It is official, I have been here for one year. And it is increasingly obvious that it is time to admit defeat, and go. I would never have been able to live the life I dream of here, not even the life where I'd find bearable. I have cried too many tears, felt desperation too often, scream in my head far too loud and the bottle bursted too many times. My sanity is somewhat still intact, though i lament what has become of me. I was once a very different girl, now I am just a fraction of what I used to be on a good day. This life has reduced me to a creation so pathetic I am ashamed even to call my friends or family. It was afterall my 'throw caution to the wind', 'go with my heart' decision. Now I know I will most probably never throw caution to the wind ever again in my life. Spontaneity has ceased to exist and forever condemned.
I need to go (back?) to a place where my values would be respected and understood, I am tired of defending them- afterall they shouldn't need defending! I am also tired of being called a 'freak', of being regarded upon as one, I wonder where has my strength gone to raise up and say 'wake up you frogs at the bottom of the well, go and see for yourselves the world outside of this sodded well'. Yet I recoil, my lone voice fading into the crowd's, I hear my voice agreeing just to survive the attack and to have a moment to comfort myself and hope.

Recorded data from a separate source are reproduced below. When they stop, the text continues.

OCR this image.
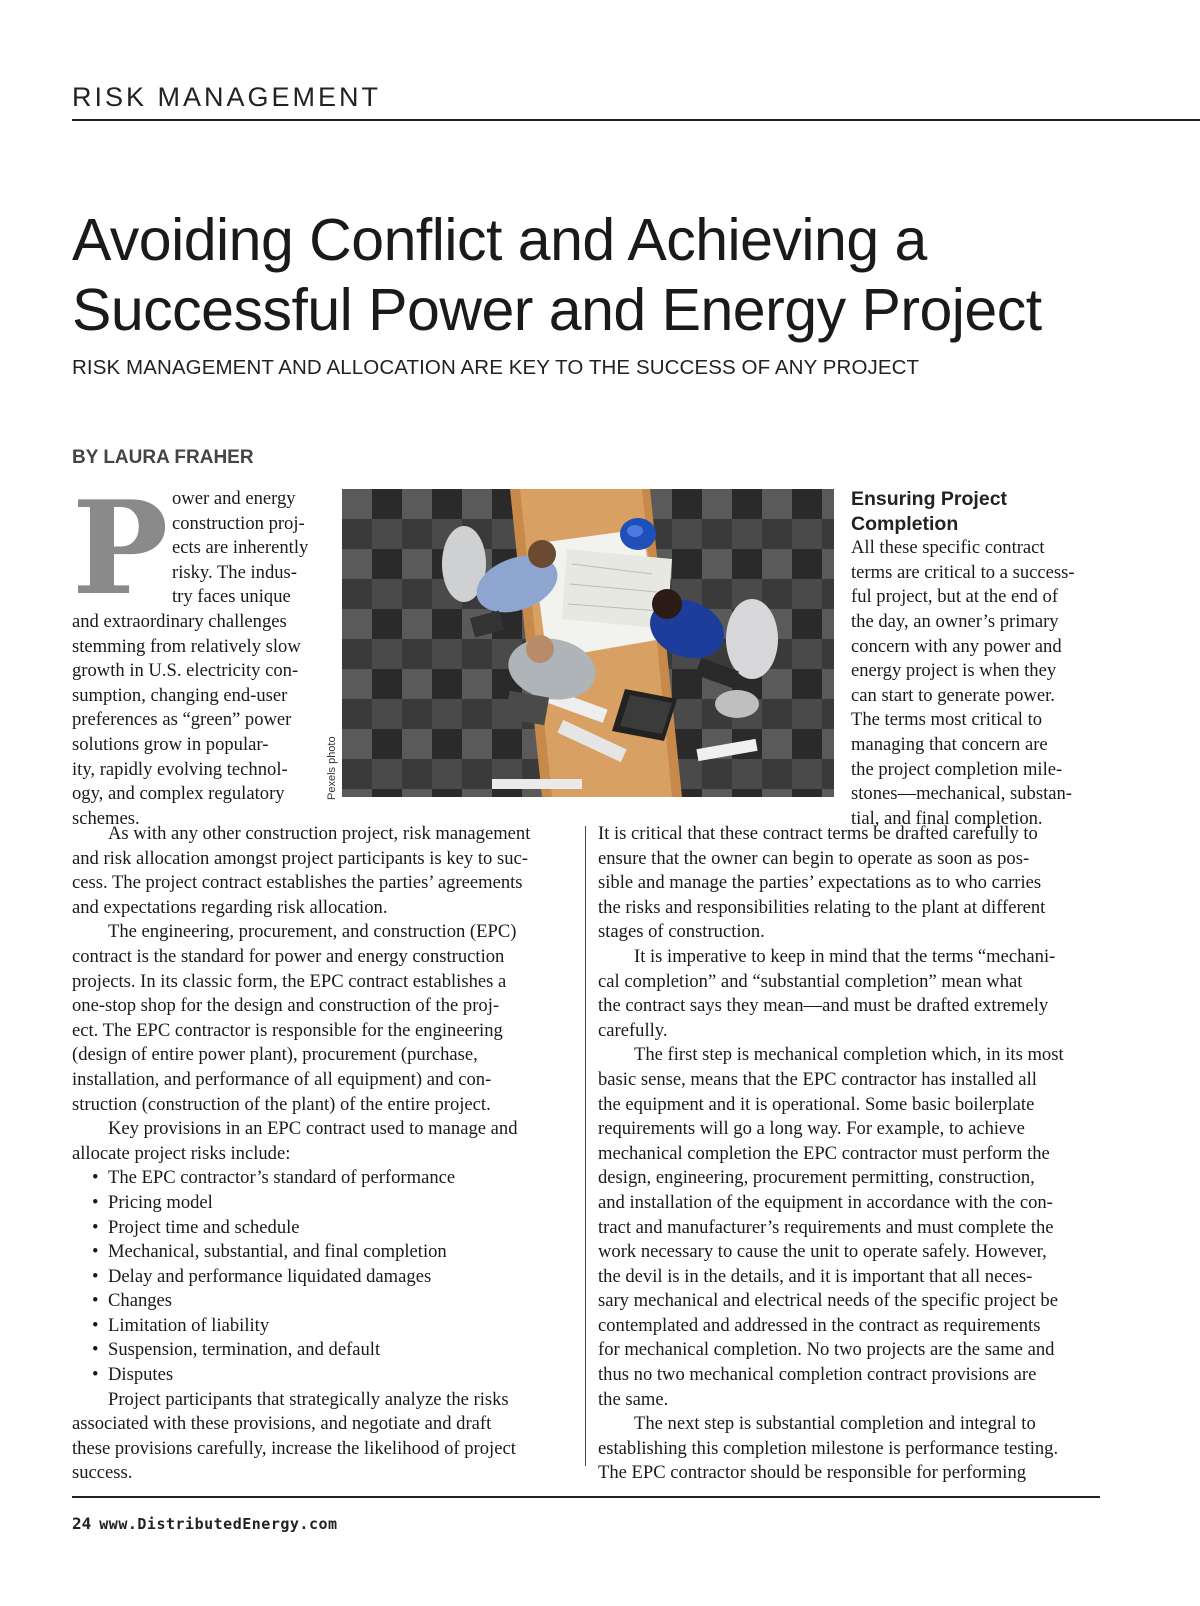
RISK MANAGEMENT
Avoiding Conflict and Achieving a
Successful Power and Energy Project
RISK MANAGEMENT AND ALLOCATION ARE KEY TO THE SUCCESS OF ANY PROJECT
BY LAURA FRAHER
P ower and energy
construction proj-
ects are inherently
risky. The indus-
try faces unique
and extraordinary challenges
stemming from relatively slow
growth in U.S. electricity con-
sumption, changing end-user
preferences as “green” power
solutions grow in popular-
ity, rapidly evolving technol-
ogy, and complex regulatory
schemes.
Pexels photo
As with any other construction project, risk management
and risk allocation amongst project participants is key to suc-
cess. The project contract establishes the parties’ agreements
and expectations regarding risk allocation.
The engineering, procurement, and construction (EPC)
contract is the standard for power and energy construction
projects. In its classic form, the EPC contract establishes a
one-stop shop for the design and construction of the proj-
ect. The EPC contractor is responsible for the engineering
(design of entire power plant), procurement (purchase,
installation, and performance of all equipment) and con-
struction (construction of the plant) of the entire project.
Key provisions in an EPC contract used to manage and
allocate project risks include:
• The EPC contractor’s standard of performance
• Pricing model
• Project time and schedule
• Mechanical, substantial, and final completion
• Delay and performance liquidated damages
• Changes
• Limitation of liability
• Suspension, termination, and default
• Disputes
Project participants that strategically analyze the risks
associated with these provisions, and negotiate and draft
these provisions carefully, increase the likelihood of project
success.
Ensuring Project
Completion
All these specific contract
terms are critical to a success-
ful project, but at the end of
the day, an owner’s primary
concern with any power and
energy project is when they
can start to generate power.
The terms most critical to
managing that concern are
the project completion mile-
stones—mechanical, substan-
tial, and final completion.
It is critical that these contract terms be drafted carefully to
ensure that the owner can begin to operate as soon as pos-
sible and manage the parties’ expectations as to who carries
the risks and responsibilities relating to the plant at different
stages of construction.
It is imperative to keep in mind that the terms “mechani-
cal completion” and “substantial completion” mean what
the contract says they mean—and must be drafted extremely
carefully.
The first step is mechanical completion which, in its most
basic sense, means that the EPC contractor has installed all
the equipment and it is operational. Some basic boilerplate
requirements will go a long way. For example, to achieve
mechanical completion the EPC contractor must perform the
design, engineering, procurement permitting, construction,
and installation of the equipment in accordance with the con-
tract and manufacturer’s requirements and must complete the
work necessary to cause the unit to operate safely. However,
the devil is in the details, and it is important that all neces-
sary mechanical and electrical needs of the specific project be
contemplated and addressed in the contract as requirements
for mechanical completion. No two projects are the same and
thus no two mechanical completion contract provisions are
the same.
The next step is substantial completion and integral to
establishing this completion milestone is performance testing.
The EPC contractor should be responsible for performing
24 www.DistributedEnergy.com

i must get my acts together, i must be the superhero now to get myself out of this furnace - no one else can. It will not be easy, but 5 years from now I'd look back and realise how insignificant yet necessary it has been to get myself out of this situation.
My days in Venice are numbered, and the thought of this does not pain me now as it once did. I have had enough of its beauty, its sadness, its wickedness. I have experienced enough. It's time to get back on the track that will lead me somewhere.
Next sunday I would like to go to the Anglican Church in Venice, to pray for strength, the strength to rescue myself out of here and back in a more welcoming place. I will need the strenght and courage to pull the plaster and bear the pain.